A lot of fourth graders were patently unable to do so on a standardized test, causing scores of complaints from disappointed parents.
In the fable, a rooster, proclaiming himself king of the farm, struts into the cows’ pasture and Brownie, “the kindest of all cows,” worries that he will get stepped on.
After the rooster ignores Brownie’s concern, the cows play a joke. “As the king, it is your job to know everything that happens on the farm,” Brownie says. “That means you are the first to wake up. Then you must be the last to sleep.” The story ends with the cows laughing as the rooster crows each morning.
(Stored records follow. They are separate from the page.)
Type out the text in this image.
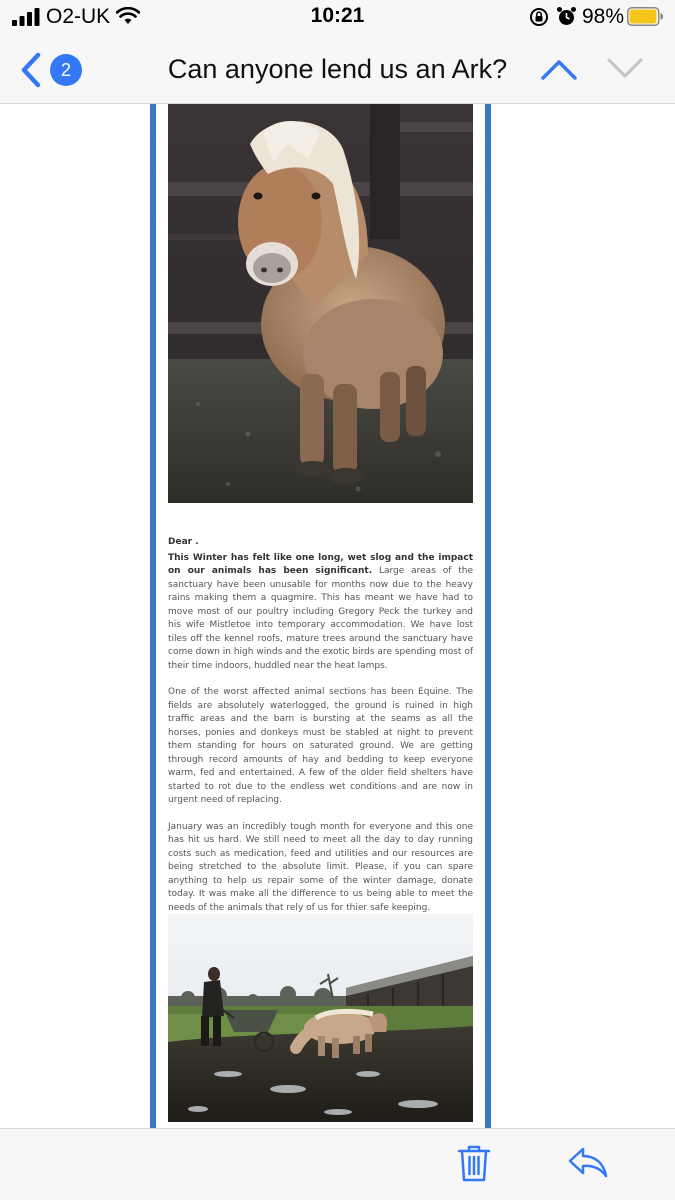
O2-UK	10:21	98%
2	Can anyone lend us an Ark?
Dear .

This Winter has felt like one long, wet slog and the impact on our animals has been significant. Large areas of the sanctuary have been unusable for months now due to the heavy rains making them a quagmire. This has meant we have had to move most of our poultry including Gregory Peck the turkey and his wife Mistletoe into temporary accommodation. We have lost tiles off the kennel roofs, mature trees around the sanctuary have come down in high winds and the exotic birds are spending most of their time indoors, huddled near the heat lamps.

One of the worst affected animal sections has been Equine. The fields are absolutely waterlogged, the ground is ruined in high traffic areas and the barn is bursting at the seams as all the horses, ponies and donkeys must be stabled at night to prevent them standing for hours on saturated ground. We are getting through record amounts of hay and bedding to keep everyone warm, fed and entertained. A few of the older field shelters have started to rot due to the endless wet conditions and are now in urgent need of replacing.

January was an incredibly tough month for everyone and this one has hit us hard. We still need to meet all the day to day running costs such as medication, feed and utilities and our resources are being stretched to the absolute limit. Please, if you can spare anything to help us repair some of the winter damage, donate today. It was make all the difference to us being able to meet the needs of the animals that rely of us for thier safe keeping.
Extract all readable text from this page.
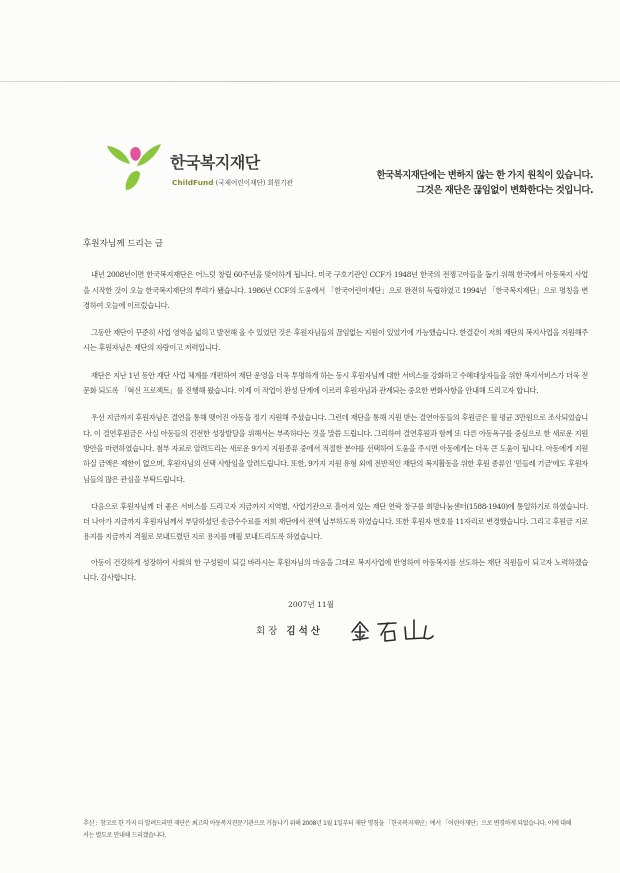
한국복지재단
ChildFund (국제어린이재단) 회원기관
한국복지재단에는 변하지 않는 한 가지 원칙이 있습니다.
그것은 재단은 끊임없이 변화한다는 것입니다.
후원자님께 드리는 글

내년 2008년이면 한국복지재단은 어느덧 창립 60주년을 맞이하게 됩니다. 미국 구호기관인 CCF가 1948년 한국의 전쟁고아들을 돕기 위해 한국에서 아동복지 사업을 시작한 것이 오늘 한국복지재단의 뿌리가 됐습니다. 1986년 CCF의 도움에서 「한국어린이재단」으로 완전히 독립하였고 1994년 「한국복지재단」으로 명칭을 변경하여 오늘에 이르렀습니다.

그동안 재단이 꾸준히 사업 영역을 넓히고 발전해 올 수 있었던 것은 후원자님들의 끊임없는 지원이 있었기에 가능했습니다. 한결같이 저희 재단의 복지사업을 지원해주시는 후원자님은 재단의 자랑이고 저력입니다.

재단은 지난 1년 동안 재단 사업 체계를 개편하여 재단 운영을 더욱 투명하게 하는 동시 후원자님께 대한 서비스를 강화하고 수혜대상자들을 위한 복지서비스가 더욱 전문화 되도록 「혁신 프로젝트」를 진행해 왔습니다. 이제 이 작업이 완성 단계에 이르러 후원자님과 관계되는 중요한 변화사항을 안내해 드리고자 합니다.

우선 지금까지 후원자님은 결연을 통해 맺어진 아동을 정기 지원해 주셨습니다. 그런데 재단을 통해 지원 받는 결연아동들의 후원금은 월 평균 3만원으로 조사되었습니다. 이 결연후원금은 사실 아동들의 건전한 성장발달을 위해서는 부족하다는 것을 말씀 드립니다. 그리하여 결연후원과 함께 또 다른 아동욕구를 중심으로 한 새로운 지원방안을 마련하였습니다. 첨부 자료로 알려드리는 새로운 9가지 지원종류 중에서 적절한 분야를 선택하여 도움을 주시면 아동에게는 더욱 큰 도움이 됩니다. 아동에게 지원하실 금액은 제한이 없으며, 후원자님의 선택 사항임을 알려드립니다. 또한, 9가지 지원 유형 외에 전반적인 재단의 복지활동을 위한 후원 종류인 '민들레 기금'에도 후원자님들의 많은 관심을 부탁드립니다.

다음으로 후원자님께 더 좋은 서비스를 드리고자 지금까지 지역별, 사업기관으로 흩어져 있는 재단 연락 창구를 희망나눔센터(1588-1940)에 통일하기로 하였습니다. 더 나아가 지금까지 후원자님께서 부담하셨던 송금수수료를 저희 재단에서 전액 납부하도록 하였습니다. 또한 후원자 번호를 11자리로 변경했습니다. 그리고 후원금 지로 용지를 지금까지 격월로 보내드렸던 지로 용지를 매월 보내드리도록 하였습니다.

아동이 건강하게 성장하여 사회의 한 구성원이 되길 바라시는 후원자님의 마음을 그대로 복지사업에 반영하여 아동복지를 선도하는 재단 직원들이 되고자 노력하겠습니다. 감사합니다.

2007년 11월
회장 김석산
추신 : 참고로 한 가지 더 알려드리면 재단은 최고의 아동복지전문기관으로 거듭나기 위해 2008년 1월 1일부터 재단 명칭을 「한국복지재단」에서 「어린이재단」으로 변경하게 되었습니다. 이에 대해서는 별도로 안내해 드리겠습니다.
Can you imagine a 9-year-old failing to see the evil in having roosters crow? Perhaps the writers of this question felt that since they've already learned to hate their alarm clocks, they had an existing predisposition to perceive the sinister nature of this ever-evolving farm animal.
On the other hand, many kids might be thrown off by the test labeling Brownie "the kindest of all cows," not realizing she changes character on a dime (That's just one more reason I don't get too chummy with bovines).
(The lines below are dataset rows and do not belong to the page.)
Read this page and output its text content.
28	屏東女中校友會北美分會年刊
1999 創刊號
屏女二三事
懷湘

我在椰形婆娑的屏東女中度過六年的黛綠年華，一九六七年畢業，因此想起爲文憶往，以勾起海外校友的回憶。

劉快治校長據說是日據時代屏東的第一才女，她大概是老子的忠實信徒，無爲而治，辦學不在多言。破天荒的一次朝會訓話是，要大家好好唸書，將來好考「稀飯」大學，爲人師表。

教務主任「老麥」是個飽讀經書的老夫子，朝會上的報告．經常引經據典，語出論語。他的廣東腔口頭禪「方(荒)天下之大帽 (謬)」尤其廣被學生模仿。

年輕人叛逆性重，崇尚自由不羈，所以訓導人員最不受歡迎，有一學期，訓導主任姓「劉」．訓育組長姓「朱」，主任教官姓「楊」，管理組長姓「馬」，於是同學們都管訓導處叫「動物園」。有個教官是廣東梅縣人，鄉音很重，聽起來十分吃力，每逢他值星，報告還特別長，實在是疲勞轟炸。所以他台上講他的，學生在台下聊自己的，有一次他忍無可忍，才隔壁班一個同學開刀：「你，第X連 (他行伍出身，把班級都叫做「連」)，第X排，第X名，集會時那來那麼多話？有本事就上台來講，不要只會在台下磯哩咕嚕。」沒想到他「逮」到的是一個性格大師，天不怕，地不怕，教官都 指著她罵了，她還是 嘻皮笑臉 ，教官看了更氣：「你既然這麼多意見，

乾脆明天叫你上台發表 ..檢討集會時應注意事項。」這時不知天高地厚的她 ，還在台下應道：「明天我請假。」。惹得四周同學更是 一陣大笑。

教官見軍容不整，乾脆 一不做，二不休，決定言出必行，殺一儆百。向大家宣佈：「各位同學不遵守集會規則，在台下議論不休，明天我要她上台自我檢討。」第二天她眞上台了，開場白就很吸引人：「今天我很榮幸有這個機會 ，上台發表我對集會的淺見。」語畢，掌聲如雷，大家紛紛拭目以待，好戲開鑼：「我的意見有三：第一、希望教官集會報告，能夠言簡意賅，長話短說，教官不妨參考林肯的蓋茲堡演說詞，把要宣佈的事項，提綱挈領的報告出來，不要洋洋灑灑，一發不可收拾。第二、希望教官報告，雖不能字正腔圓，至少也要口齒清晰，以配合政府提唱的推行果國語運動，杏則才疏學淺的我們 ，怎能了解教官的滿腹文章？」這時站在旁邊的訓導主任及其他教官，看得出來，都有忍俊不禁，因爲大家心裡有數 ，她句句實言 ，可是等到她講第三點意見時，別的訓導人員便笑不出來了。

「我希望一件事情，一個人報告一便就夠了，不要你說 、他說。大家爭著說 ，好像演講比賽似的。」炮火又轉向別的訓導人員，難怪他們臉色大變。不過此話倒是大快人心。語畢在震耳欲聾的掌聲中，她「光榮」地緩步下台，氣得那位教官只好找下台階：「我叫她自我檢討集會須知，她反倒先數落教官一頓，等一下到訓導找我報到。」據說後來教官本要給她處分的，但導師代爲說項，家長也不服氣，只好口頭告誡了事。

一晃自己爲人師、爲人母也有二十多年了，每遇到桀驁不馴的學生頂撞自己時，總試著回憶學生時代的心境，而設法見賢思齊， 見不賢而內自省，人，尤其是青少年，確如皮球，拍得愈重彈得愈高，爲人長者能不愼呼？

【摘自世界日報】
Parents say their kids may not make the middle schools of their choice because much of the test was as confusing as the Brownie question. Check out their website.
The state says the test was not intended for admissions purposes. And parents said their outcry over Brownie the cow highlighted a broader concern that the city is yet again misusing standardized exams.
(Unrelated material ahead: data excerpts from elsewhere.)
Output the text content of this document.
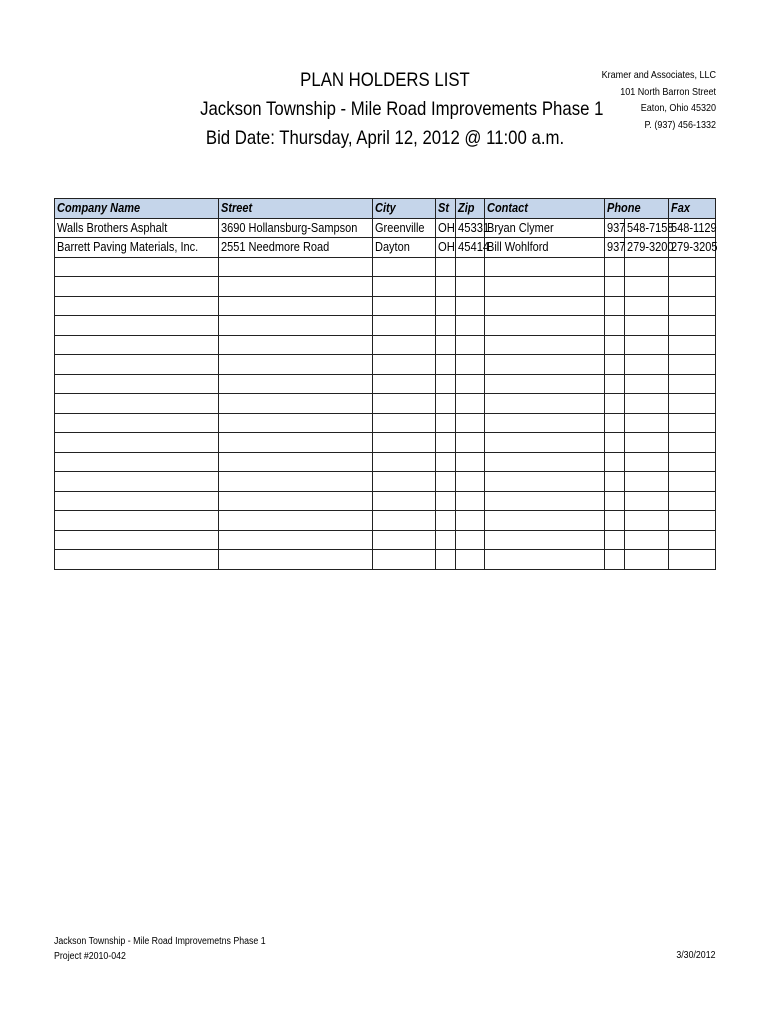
PLAN HOLDERS LIST
Jackson Township - Mile Road Improvements Phase 1
Bid Date: Thursday, April 12, 2012 @ 11:00 a.m.
Kramer and Associates, LLC
101 North Barron Street
Eaton, Ohio 45320
P. (937) 456-1332
Company Name	Street	City	St	Zip	Contact	Phone		Fax
Walls Brothers Asphalt	3690 Hollansburg-Sampson	Greenville	OH	45331	Bryan Clymer	937	548-7158	548-1129
Barrett Paving Materials, Inc.	2551 Needmore Road	Dayton	OH	45414	Bill Wohlford	937	279-3200	279-3205

Jackson Township - Mile Road Improvemetns Phase 1
Project #2010-042	3/30/2012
Mayor Bloomberg, though, hangs tough in asserting his right to use standardized tests however the hell he pleases. Who cares what the state says? Who cares if kids don't make the schools they request? In fact, who cares if they get left back unnecessarily? Who cares if we have the highest class sizes in the state, and even so, thousands of classes are over those sizes?
Mayor Bloomberg says things are fine, and that's all you need to know.